Não sei se queria que o Enem fosse adiado. Acho que sim e não. Queria que o Enem fosse adiado porque estamos na pandemia, ainda em quarentena e, até onde sei, em fase vermelha [em SP]. Mas também queria que continuasse na mesma data para não prorrogar o sofrimento. Quero que acabe logo. É como tirar um curativo puxando de uma vez.
Não sei se adiantaria muito adiar. Adianta um mês, continua a pandemia, não necessariamente vai mudar o cenário [de casos em alta].”
‘Álcool em gel de meia em meia hora’
Heitor Pedrosa, 19 anos, de Campina Grande (PB)
“Não estou com medo de fazer o Enem , mas estou com medo da pandemia. É a primeira vez que vou fazer a prova com um ano inteiro de estudo. Vou chegar o mais cedo possível, procurar andar onde tem menor movimentação para ir mais rápido até a sala de prova e entrar logo.

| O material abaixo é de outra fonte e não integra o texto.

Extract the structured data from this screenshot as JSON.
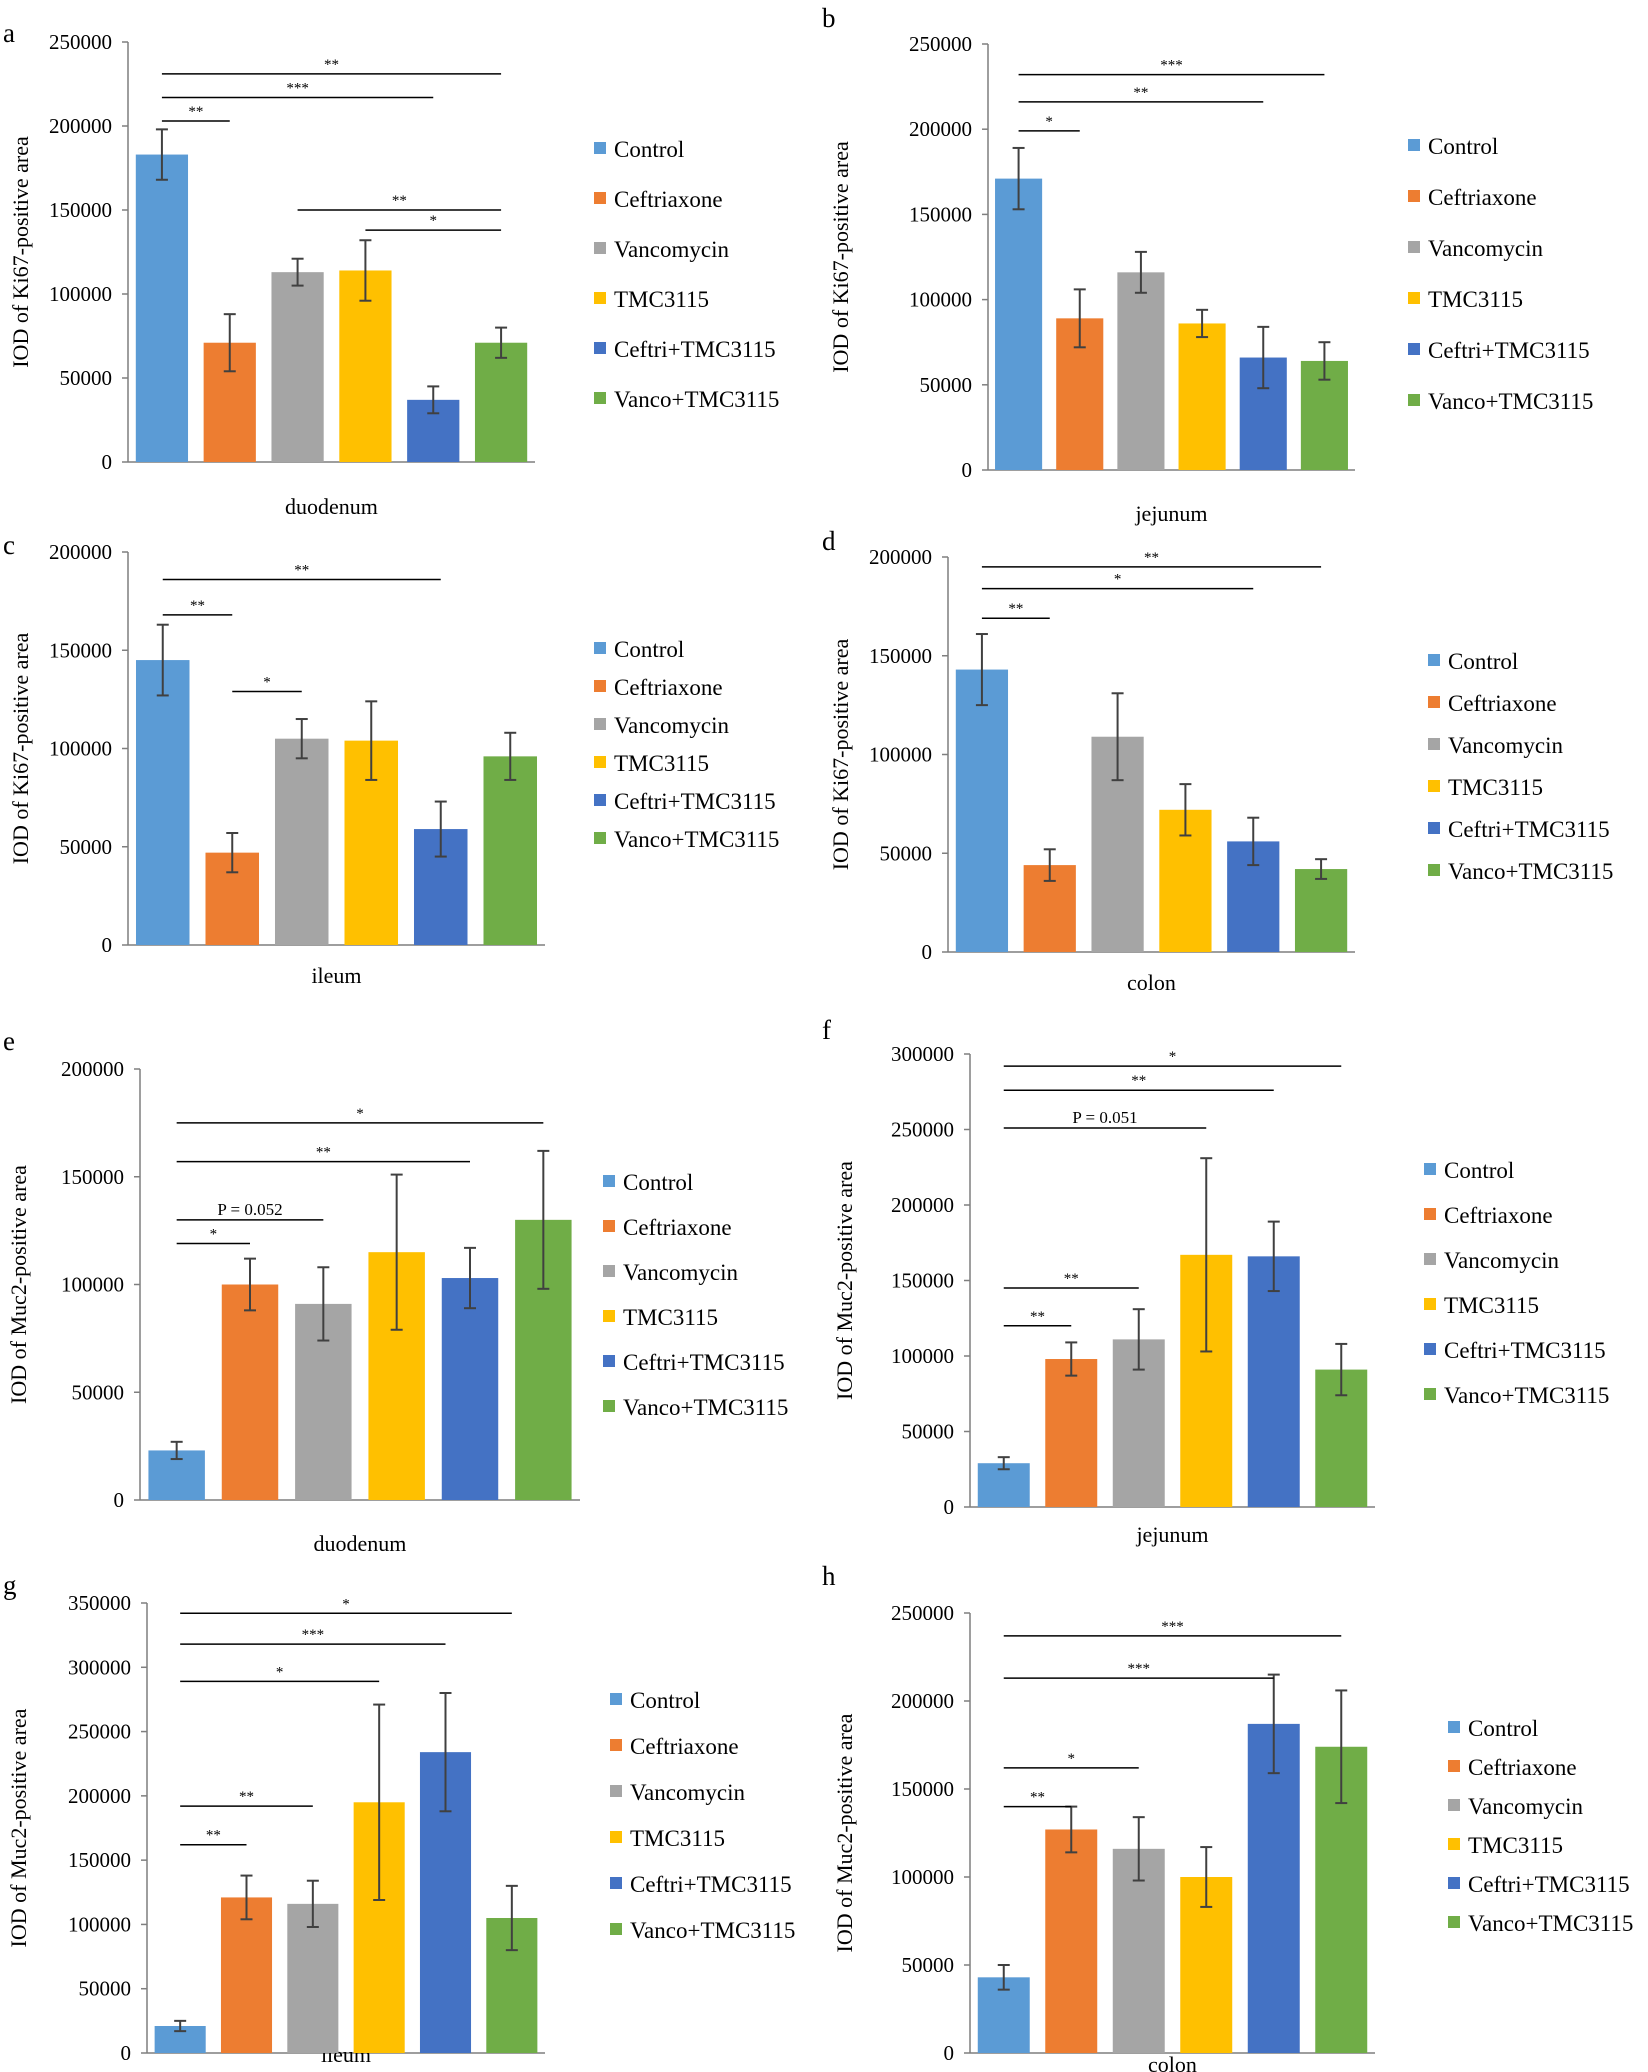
{
  "colors": {
    "Control": "#5b9bd5",
    "Ceftriaxone": "#ed7d31",
    "Vancomycin": "#a5a5a5",
    "TMC3115": "#ffc000",
    "Ceftri+TMC3115": "#4472c4",
    "Vanco+TMC3115": "#70ad47"
  },
  "chart_data": [
    {
      "panel": "a",
      "type": "bar",
      "ylabel": "IOD of Ki67-positive area",
      "xlabel": "duodenum",
      "ylim": [
        0,
        250000
      ],
      "yticks": [
        0,
        50000,
        100000,
        150000,
        200000,
        250000
      ],
      "series": [
        {
          "name": "Control",
          "value": 183000,
          "err": 15000
        },
        {
          "name": "Ceftriaxone",
          "value": 71000,
          "err": 17000
        },
        {
          "name": "Vancomycin",
          "value": 113000,
          "err": 8000
        },
        {
          "name": "TMC3115",
          "value": 114000,
          "err": 18000
        },
        {
          "name": "Ceftri+TMC3115",
          "value": 37000,
          "err": 8000
        },
        {
          "name": "Vanco+TMC3115",
          "value": 71000,
          "err": 9000
        }
      ],
      "annotations": [
        {
          "from": 0,
          "to": 5,
          "level": 231000,
          "label": "**"
        },
        {
          "from": 0,
          "to": 4,
          "level": 217000,
          "label": "***"
        },
        {
          "from": 0,
          "to": 1,
          "level": 203000,
          "label": "**"
        },
        {
          "from": 2,
          "to": 5,
          "level": 150000,
          "label": "**"
        },
        {
          "from": 3,
          "to": 5,
          "level": 138000,
          "label": "*"
        }
      ]
    },
    {
      "panel": "b",
      "type": "bar",
      "ylabel": "IOD of Ki67-positive area",
      "xlabel": "jejunum",
      "ylim": [
        0,
        250000
      ],
      "yticks": [
        0,
        50000,
        100000,
        150000,
        200000,
        250000
      ],
      "series": [
        {
          "name": "Control",
          "value": 171000,
          "err": 18000
        },
        {
          "name": "Ceftriaxone",
          "value": 89000,
          "err": 17000
        },
        {
          "name": "Vancomycin",
          "value": 116000,
          "err": 12000
        },
        {
          "name": "TMC3115",
          "value": 86000,
          "err": 8000
        },
        {
          "name": "Ceftri+TMC3115",
          "value": 66000,
          "err": 18000
        },
        {
          "name": "Vanco+TMC3115",
          "value": 64000,
          "err": 11000
        }
      ],
      "annotations": [
        {
          "from": 0,
          "to": 5,
          "level": 232000,
          "label": "***"
        },
        {
          "from": 0,
          "to": 4,
          "level": 216000,
          "label": "**"
        },
        {
          "from": 0,
          "to": 1,
          "level": 199000,
          "label": "*"
        }
      ]
    },
    {
      "panel": "c",
      "type": "bar",
      "ylabel": "IOD of Ki67-positive area",
      "xlabel": "ileum",
      "ylim": [
        0,
        200000
      ],
      "yticks": [
        0,
        50000,
        100000,
        150000,
        200000
      ],
      "series": [
        {
          "name": "Control",
          "value": 145000,
          "err": 18000
        },
        {
          "name": "Ceftriaxone",
          "value": 47000,
          "err": 10000
        },
        {
          "name": "Vancomycin",
          "value": 105000,
          "err": 10000
        },
        {
          "name": "TMC3115",
          "value": 104000,
          "err": 20000
        },
        {
          "name": "Ceftri+TMC3115",
          "value": 59000,
          "err": 14000
        },
        {
          "name": "Vanco+TMC3115",
          "value": 96000,
          "err": 12000
        }
      ],
      "annotations": [
        {
          "from": 0,
          "to": 4,
          "level": 186000,
          "label": "**"
        },
        {
          "from": 0,
          "to": 1,
          "level": 168000,
          "label": "**"
        },
        {
          "from": 1,
          "to": 2,
          "level": 129000,
          "label": "*"
        }
      ]
    },
    {
      "panel": "d",
      "type": "bar",
      "ylabel": "IOD of Ki67-positive area",
      "xlabel": "colon",
      "ylim": [
        0,
        200000
      ],
      "yticks": [
        0,
        50000,
        100000,
        150000,
        200000
      ],
      "series": [
        {
          "name": "Control",
          "value": 143000,
          "err": 18000
        },
        {
          "name": "Ceftriaxone",
          "value": 44000,
          "err": 8000
        },
        {
          "name": "Vancomycin",
          "value": 109000,
          "err": 22000
        },
        {
          "name": "TMC3115",
          "value": 72000,
          "err": 13000
        },
        {
          "name": "Ceftri+TMC3115",
          "value": 56000,
          "err": 12000
        },
        {
          "name": "Vanco+TMC3115",
          "value": 42000,
          "err": 5000
        }
      ],
      "annotations": [
        {
          "from": 0,
          "to": 5,
          "level": 195000,
          "label": "**"
        },
        {
          "from": 0,
          "to": 4,
          "level": 184000,
          "label": "*"
        },
        {
          "from": 0,
          "to": 1,
          "level": 169000,
          "label": "**"
        }
      ]
    },
    {
      "panel": "e",
      "type": "bar",
      "ylabel": "IOD of Muc2-positive area",
      "xlabel": "duodenum",
      "ylim": [
        0,
        200000
      ],
      "yticks": [
        0,
        50000,
        100000,
        150000,
        200000
      ],
      "series": [
        {
          "name": "Control",
          "value": 23000,
          "err": 4000
        },
        {
          "name": "Ceftriaxone",
          "value": 100000,
          "err": 12000
        },
        {
          "name": "Vancomycin",
          "value": 91000,
          "err": 17000
        },
        {
          "name": "TMC3115",
          "value": 115000,
          "err": 36000
        },
        {
          "name": "Ceftri+TMC3115",
          "value": 103000,
          "err": 14000
        },
        {
          "name": "Vanco+TMC3115",
          "value": 130000,
          "err": 32000
        }
      ],
      "annotations": [
        {
          "from": 0,
          "to": 5,
          "level": 175000,
          "label": "*"
        },
        {
          "from": 0,
          "to": 4,
          "level": 157000,
          "label": "**"
        },
        {
          "from": 0,
          "to": 2,
          "level": 130000,
          "label": "P = 0.052",
          "p": true
        },
        {
          "from": 0,
          "to": 1,
          "level": 119000,
          "label": "*"
        }
      ]
    },
    {
      "panel": "f",
      "type": "bar",
      "ylabel": "IOD of Muc2-positive area",
      "xlabel": "jejunum",
      "ylim": [
        0,
        300000
      ],
      "yticks": [
        0,
        50000,
        100000,
        150000,
        200000,
        250000,
        300000
      ],
      "series": [
        {
          "name": "Control",
          "value": 29000,
          "err": 4000
        },
        {
          "name": "Ceftriaxone",
          "value": 98000,
          "err": 11000
        },
        {
          "name": "Vancomycin",
          "value": 111000,
          "err": 20000
        },
        {
          "name": "TMC3115",
          "value": 167000,
          "err": 64000
        },
        {
          "name": "Ceftri+TMC3115",
          "value": 166000,
          "err": 23000
        },
        {
          "name": "Vanco+TMC3115",
          "value": 91000,
          "err": 17000
        }
      ],
      "annotations": [
        {
          "from": 0,
          "to": 5,
          "level": 292000,
          "label": "*"
        },
        {
          "from": 0,
          "to": 4,
          "level": 276000,
          "label": "**"
        },
        {
          "from": 0,
          "to": 3,
          "level": 251000,
          "label": "P = 0.051",
          "p": true
        },
        {
          "from": 0,
          "to": 2,
          "level": 145000,
          "label": "**"
        },
        {
          "from": 0,
          "to": 1,
          "level": 120000,
          "label": "**"
        }
      ]
    },
    {
      "panel": "g",
      "type": "bar",
      "ylabel": "IOD of Muc2-positive area",
      "xlabel": "ileum",
      "ylim": [
        0,
        350000
      ],
      "yticks": [
        0,
        50000,
        100000,
        150000,
        200000,
        250000,
        300000,
        350000
      ],
      "series": [
        {
          "name": "Control",
          "value": 21000,
          "err": 4000
        },
        {
          "name": "Ceftriaxone",
          "value": 121000,
          "err": 17000
        },
        {
          "name": "Vancomycin",
          "value": 116000,
          "err": 18000
        },
        {
          "name": "TMC3115",
          "value": 195000,
          "err": 76000
        },
        {
          "name": "Ceftri+TMC3115",
          "value": 234000,
          "err": 46000
        },
        {
          "name": "Vanco+TMC3115",
          "value": 105000,
          "err": 25000
        }
      ],
      "annotations": [
        {
          "from": 0,
          "to": 5,
          "level": 342000,
          "label": "*"
        },
        {
          "from": 0,
          "to": 4,
          "level": 318000,
          "label": "***"
        },
        {
          "from": 0,
          "to": 3,
          "level": 289000,
          "label": "*"
        },
        {
          "from": 0,
          "to": 2,
          "level": 192000,
          "label": "**"
        },
        {
          "from": 0,
          "to": 1,
          "level": 162000,
          "label": "**"
        }
      ]
    },
    {
      "panel": "h",
      "type": "bar",
      "ylabel": "IOD of Muc2-positive area",
      "xlabel": "colon",
      "ylim": [
        0,
        250000
      ],
      "yticks": [
        0,
        50000,
        100000,
        150000,
        200000,
        250000
      ],
      "series": [
        {
          "name": "Control",
          "value": 43000,
          "err": 7000
        },
        {
          "name": "Ceftriaxone",
          "value": 127000,
          "err": 13000
        },
        {
          "name": "Vancomycin",
          "value": 116000,
          "err": 18000
        },
        {
          "name": "TMC3115",
          "value": 100000,
          "err": 17000
        },
        {
          "name": "Ceftri+TMC3115",
          "value": 187000,
          "err": 28000
        },
        {
          "name": "Vanco+TMC3115",
          "value": 174000,
          "err": 32000
        }
      ],
      "annotations": [
        {
          "from": 0,
          "to": 5,
          "level": 237000,
          "label": "***"
        },
        {
          "from": 0,
          "to": 4,
          "level": 213000,
          "label": "***"
        },
        {
          "from": 0,
          "to": 2,
          "level": 162000,
          "label": "*"
        },
        {
          "from": 0,
          "to": 1,
          "level": 140000,
          "label": "**"
        }
      ]
    }
  ]
}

Vou ficar esperando lá dentro, é mais seguro. Vejo pelas redes sociais do MEC que reforçaram o uso de máscaras, mas não divulgaram nada muito além disso. Não sei ao certo se contrataram mesmo mais salas.
Mas essa não será a primeira prova. Sou de Campina Grande (PB) e viajei para fazer a Fuvest em Guarulhos (SP). Achei que os cuidados foram suficientes. Usei duas máscaras, na minha sala tinha, em cada mesa, um papel com álcool em gel para higienização. Senti que dentro da sala o risco de exposição não era tão alto por ter as portas e janelas abertas, havia ventilação. Eles se comunicavam o tempo todo com a gente falando sobre os cuidados.
Para o Enem vou usar máscaras N-95 que são mais seguras, vou levar álcool em gel, passar de meia em meia hora, ficar longe das pessoas no momento da chegada. É o que a gente tem para fazer, mas poderia ser melhor se tivesse liderança no governo e não houvesse negligências [na pandemia].”
‘Tento não pensar muito, vou no fluxo’
Rayane Costa Pereira da Silva, 28 anos, de São Paulo
“Eu já faço faculdade, estudo Engenharia de Minas na USP, mas quero fazer Enem para tentar uma vaga em medicina. Com EAD no cursinho e na faculdade, foi até mais fácil conciliar os estudos na pandemia.
Eu entendo o medo de fazer a prova na pandemia e de ter aglomeração. Eu realmente estou em isolamento este tempo todo. Mas dá medo adiar e depois não ter mais Enem. Eu vou no fluxo. Procuro não pensar. Eu não posso fazer nada, só posso estudar, e é isso que estou fazendo.
Fiz Fuvest e Unicamp e achei que as mesas estavam bem afastadas. Entrei mais cedo na sala, preferi ficar um tempo olhando para o nada do que pegar aglomeração na porta. Fiz as duas provas na mesma escola.
Pela minha idade, se não tiver nota no Enem para medicina na USP, acho que vou terminar a faculdade. Não sei se depois que tiver o diploma, se vou voltar a estudar. O plano já era esse, estudar este ano, com pandemia ou não.
Estou bastante cansada. Nesta época do ano era para já ter acabado todos os vestibulares. Está sendo um ano bem logo para os vestibulandos.”